John C. Coates, Professor of Law and Economics at Harvard, explained that laws governing insider trading do not proscribe a company, whether or not it is a subsidiary of another, from making investments based on market information obtained through another company, so long as the information itself does not violate insider trading statutes.

What a company cannot do is trade based on confidential information -- surreptitiously obtained, by definition -- that could affect the value of the shares it is trading.

In short, StratCap's formal appearance of separation from Stratfor would ultimately not protect it from prosecution under insider trading laws if it were to engage in such activity.

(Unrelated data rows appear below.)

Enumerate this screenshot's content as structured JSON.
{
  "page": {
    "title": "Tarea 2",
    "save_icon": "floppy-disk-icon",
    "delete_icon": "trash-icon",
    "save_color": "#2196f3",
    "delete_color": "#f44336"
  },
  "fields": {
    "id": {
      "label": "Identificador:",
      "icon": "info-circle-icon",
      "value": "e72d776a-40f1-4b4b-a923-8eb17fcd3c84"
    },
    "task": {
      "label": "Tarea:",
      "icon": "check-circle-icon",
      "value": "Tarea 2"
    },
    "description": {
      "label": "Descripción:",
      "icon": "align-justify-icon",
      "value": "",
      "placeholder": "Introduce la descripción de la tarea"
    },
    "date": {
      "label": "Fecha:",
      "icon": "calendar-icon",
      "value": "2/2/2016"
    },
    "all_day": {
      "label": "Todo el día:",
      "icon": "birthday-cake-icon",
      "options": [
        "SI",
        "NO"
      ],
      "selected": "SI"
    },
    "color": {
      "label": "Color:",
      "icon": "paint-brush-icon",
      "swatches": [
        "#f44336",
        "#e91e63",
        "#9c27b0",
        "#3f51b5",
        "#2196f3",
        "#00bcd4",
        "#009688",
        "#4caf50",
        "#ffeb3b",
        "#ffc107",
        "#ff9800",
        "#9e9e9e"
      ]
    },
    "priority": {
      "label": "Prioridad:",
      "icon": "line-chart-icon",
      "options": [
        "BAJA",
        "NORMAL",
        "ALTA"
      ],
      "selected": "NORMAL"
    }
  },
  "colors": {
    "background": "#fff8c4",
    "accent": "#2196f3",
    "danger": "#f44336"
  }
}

UC Berkeley Law Professor Eric Talley said that setting up StratCap as a separate legal entity serves primarily as a buffer for Statfor against liability should StratCap go bankrupt. Talley added that StratCap could theoretically claim plausible deniability, if it traded on confidential information provided to it by Stratfor, but that such an argument would not likely hold up in court.

There is no information yet that confirms StratCap had intended to engage in insider trading, though it would be getting privileged access to information gathered by Stratfor without having to inform the company's shareholders about its investments. Talley said this opens up a legal gray area that is conducive to insider trading, but not directly engaged in the practice.

Having been prematurely exposed before its expected launch, it is not clear if the StratCap venture is operating at present.